Steamboat Springs Before Routt Memorial Hospital is razed to make way for a residential development, tactical units from the Steamboat Springs Police Department and the FBI will use the building and the grounds for some serious training.
Starting this morning, the police department's seven-member emergency response team and a 13-member FBI team from the Denver bureau will be on site and ready for action.
The training by the two tactical teams will wrap up on Thursday evening.
"This is a unique challenge because the hospital has long hallways with several rooms on both sides," said Steamboat Springs Sgt. Joel Rae, the commander of the unit. "It also has several stairwells. This is one of the biggest challenges we will face. The building is similar to a school-type setting.'
The teams will be clad in their tactical gear, helmets and shields, and armed with weapons that will fire rounds that make marks where they hit, Rae said.
During the two days of training, the teams will practice procedures used in a number of emergency circumstances.
For example the teams will work on hostage rescues, serving arrest warrants in hostile environments and on getting through locked doors quickly, efficiently and safely, Rae said.
The squads also will work on team movement as they move through the vacant hospital's numerous rooms, hallways and stairwells.
A number of volunteers will be involved, acting as suspects and victims, Rae said.
"We use this training as a source of preparation to be prepared for any type of situation that might arise in the community," Rae said. "The training ensures safety for our self and the community."
The Steamboat department was able to negotiate with the property's owner, Herald Stout, to use the hospital building and three nearby homes, said Detective Robert DelValle, an ERT member.
"We are always looking for places that are abandoned or about to be demolished," DelValle said. "With the hospital, we knew it was available and abandoned. (Stout) has generously let us use the property for training. It is appreciated."
Stout plans to have the old hospital downtown and other buildings on the property razed to make way for a residential development called Park Place.
"I thought it was a good productive idea for the police department and the community," he said. "They don't get to train in this type of facility very often. If this saves one life, it is worth it."

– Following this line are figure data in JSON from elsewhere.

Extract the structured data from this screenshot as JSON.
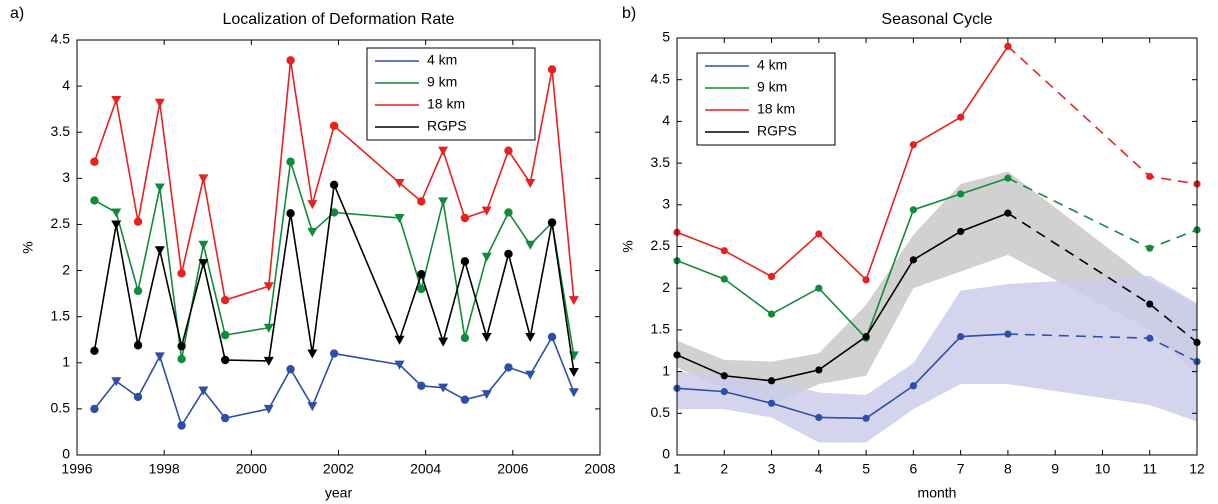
{
  "chart_data": [
    {
      "type": "line",
      "panel_label": "a)",
      "title": "Localization of Deformation Rate",
      "xlabel": "year",
      "ylabel": "%",
      "x": [
        1996.4,
        1996.9,
        1997.4,
        1997.9,
        1998.4,
        1998.9,
        1999.4,
        2000.4,
        2000.9,
        2001.4,
        2001.9,
        2003.4,
        2003.9,
        2004.4,
        2004.9,
        2005.4,
        2005.9,
        2006.4,
        2006.9,
        2007.4
      ],
      "xlim": [
        1996,
        2008
      ],
      "xticks": [
        1996,
        1998,
        2000,
        2002,
        2004,
        2006,
        2008
      ],
      "ylim": [
        0,
        4.5
      ],
      "yticks": [
        0,
        0.5,
        1,
        1.5,
        2,
        2.5,
        3,
        3.5,
        4,
        4.5
      ],
      "legend": "upper right",
      "series": [
        {
          "name": "4 km",
          "color": "#2e4fa8",
          "values": [
            0.5,
            0.8,
            0.63,
            1.07,
            0.32,
            0.7,
            0.4,
            0.5,
            0.93,
            0.53,
            1.1,
            0.98,
            0.75,
            0.73,
            0.6,
            0.66,
            0.95,
            0.87,
            1.28,
            0.68
          ]
        },
        {
          "name": "9 km",
          "color": "#128a3c",
          "values": [
            2.76,
            2.63,
            1.78,
            2.9,
            1.04,
            2.28,
            1.3,
            1.38,
            3.18,
            2.42,
            2.63,
            2.57,
            1.8,
            2.75,
            1.27,
            2.15,
            2.63,
            2.28,
            2.52,
            1.08
          ]
        },
        {
          "name": "18 km",
          "color": "#e8211f",
          "values": [
            3.18,
            3.85,
            2.53,
            3.82,
            1.97,
            3.0,
            1.68,
            1.83,
            4.28,
            2.72,
            3.57,
            2.95,
            2.75,
            3.3,
            2.57,
            2.65,
            3.3,
            2.95,
            4.18,
            1.68
          ]
        },
        {
          "name": "RGPS",
          "color": "#000000",
          "values": [
            1.13,
            2.5,
            1.19,
            2.22,
            1.18,
            2.08,
            1.03,
            1.02,
            2.62,
            1.1,
            2.93,
            1.25,
            1.96,
            1.23,
            2.1,
            1.28,
            2.18,
            1.28,
            2.52,
            0.9
          ]
        }
      ]
    },
    {
      "type": "line",
      "panel_label": "b)",
      "title": "Seasonal Cycle",
      "xlabel": "month",
      "ylabel": "%",
      "x": [
        1,
        2,
        3,
        4,
        5,
        6,
        7,
        8,
        11,
        12
      ],
      "xlim": [
        1,
        12
      ],
      "xticks": [
        1,
        2,
        3,
        4,
        5,
        6,
        7,
        8,
        9,
        10,
        11,
        12
      ],
      "ylim": [
        0,
        5
      ],
      "yticks": [
        0,
        0.5,
        1,
        1.5,
        2,
        2.5,
        3,
        3.5,
        4,
        4.5,
        5
      ],
      "legend": "upper left",
      "dashed_after": 8,
      "bands": [
        {
          "color": "#c9c9c9",
          "lower": [
            1.05,
            0.8,
            0.6,
            0.85,
            0.95,
            2.0,
            2.2,
            2.4,
            1.5,
            0.95
          ],
          "upper": [
            1.37,
            1.14,
            1.12,
            1.22,
            1.8,
            2.64,
            3.25,
            3.4,
            2.1,
            1.8
          ]
        },
        {
          "color": "#cdcdea",
          "lower": [
            0.55,
            0.55,
            0.45,
            0.15,
            0.15,
            0.55,
            0.85,
            0.85,
            0.6,
            0.4
          ],
          "upper": [
            1.0,
            0.95,
            0.9,
            0.75,
            0.72,
            1.1,
            1.97,
            2.05,
            2.15,
            1.82
          ]
        }
      ],
      "series": [
        {
          "name": "4 km",
          "color": "#2e4fa8",
          "values": [
            0.8,
            0.76,
            0.62,
            0.45,
            0.44,
            0.83,
            1.42,
            1.45,
            1.4,
            1.12
          ]
        },
        {
          "name": "9 km",
          "color": "#128a3c",
          "values": [
            2.33,
            2.11,
            1.69,
            2.0,
            1.4,
            2.94,
            3.13,
            3.32,
            2.48,
            2.7
          ]
        },
        {
          "name": "18 km",
          "color": "#e8211f",
          "values": [
            2.67,
            2.45,
            2.14,
            2.65,
            2.1,
            3.72,
            4.05,
            4.9,
            3.34,
            3.25
          ]
        },
        {
          "name": "RGPS",
          "color": "#000000",
          "values": [
            1.2,
            0.95,
            0.89,
            1.02,
            1.42,
            2.34,
            2.68,
            2.9,
            1.81,
            1.35
          ]
        }
      ]
    }
  ]
}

On four acres, Stout is planning to build 26 homes around a community park. The site will be home to 14 single-family lots and eight condominium and four townhome units.
"We put off the demolition schedule by a little bit" to allow for the training, Stout said. "On March 15, we will start to tear it apart."
Along with working with the FBI team, the Steamboat department also will learn from two FBI instructors who will be evaluating the training.
"The FBI does this type of training a lot more than we do," Rae said. "They have instructors they donate to police departments. By working with them, we form a good relationship if we ever have a long drawn-out incident where they would be called in for help."
The last time the Steamboat ERT had a field training exercise was in 1998 when they used the Sheraton Hotel, Rae said.